Foodie is commonly understood to mean people who take the food they eat very seriously. But as the foodie culture spreads--do you have an artisanal butcher shop on your block yet?--two camps are emerging and threatening each other's turf: there are Foodie Locavores, who may end up being
covert environmental activists, and then there are the Fetish Foodies who can rave about crudos with the passion
of sports fans poring over box scores. Before this devolves into a fight over who owns the term foodie, we thought it
better to hash out the differences, in case you feel the need to choose sides. Herewith, a mini-guide to Foodie Locavores, vs Fetish Foodies.
Like the guy who lived Biblically for a year, Foodie Locavores are focused on getting back to basics. In this case it means eating locally-sourced, seasonal food. As Time's Bryan Walsh points out, this often means buying from a local organic farm, which he sees as a backdoor to environmental goals because "promoting sustainability won't just helop us get better and healthier food; it will also fight greenhouse gas emissions and water pollution." It's seems to be catching on with the public, so much so that WalMart's entered the how-green-is-your-produce fight with its recent emphasis on stocking locally grown produce.

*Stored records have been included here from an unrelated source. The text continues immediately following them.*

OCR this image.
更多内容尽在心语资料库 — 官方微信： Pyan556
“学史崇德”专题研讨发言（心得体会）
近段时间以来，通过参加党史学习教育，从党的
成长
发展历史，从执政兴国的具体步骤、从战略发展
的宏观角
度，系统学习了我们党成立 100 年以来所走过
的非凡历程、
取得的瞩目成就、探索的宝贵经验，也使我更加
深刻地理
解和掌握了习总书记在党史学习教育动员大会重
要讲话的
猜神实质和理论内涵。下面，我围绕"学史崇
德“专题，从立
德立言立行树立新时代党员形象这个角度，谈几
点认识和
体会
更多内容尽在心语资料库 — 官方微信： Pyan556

And yet, like all movements, Foodie Locavores can take things to extremes: how local is local? How stringent and puritan do its followers have to be? In July, Todd Kliman's Daily Beast post primed the discussion with a post about how locavore restaurants pimp close-to-home food, but feature wine lists with selections from across the country or across continents instead of neighboring states or towns. A month later, Stephen Budiansky wrote an Op-Ed piece in The New York Times about the absurd lengths locavores go to be "pure" and how it doesn't always pay off. His point: it's sometimes smarter and more efficient to just buy lettuce from the store instead of growing your own. This then spun off into a debate on Grist about how elitist the locavore movement can be.
Wherever one comes down in the debate, Time's Walsh finds hope in the more-local-that-your-local debates. For Walsh, Foodie Locavores have "directly jacked into that other great American obsession—health—in a way that distant concerns about climate change have largely failed to do."
Some locavore foodie terms:
- Community Supported Agriculture (CSA)
Foodies, who can rhapsodize about foams and the pleasure of a deceptively simple tartin, may overlap with Foodie Locavores because, as The Atlantic's BR Myers points out, "the contemporary gourmet reacts by voicing an ever-stronger preference for free-range meats from small local farms. He even claims to believe that well-treated animals taste better."
But virtuous food is only one part of the Fetish Foodie equation. In Anthony Bourdain's realm, Fetish Foodies are more into food porn than humanely, locally raised fruit and veg. If it were, there wouldn't be cookbooks with chapters devoted to marshmallow fluff and sardines. Instead, Fetish Foodies consider restaurants temples and may dip into the puritan food realm by insisting diners eat nose-to-tail in the name of responsible eating. But really, Myers says, this is nonsense.
The goal and the focus, Myers says is gluttony, everything else is just an elitist magic show: "The doublespeak now comes in more pious tones, especially when foodies feign concern for animals. Crowding around to watch the slaughter of a pig—even getting in its face just before the shot—is described by Bethany Jean Clement (in an article in Best Food Writing 2009) as “solemn” and “respectful” behavior. [Michael] Pollan writes about going with a friend to watch a goat get killed. “Mike says the experience made him want to honor our goat by wasting as little of it as possible.” It’s teachable fun for the whole foodie family" he says.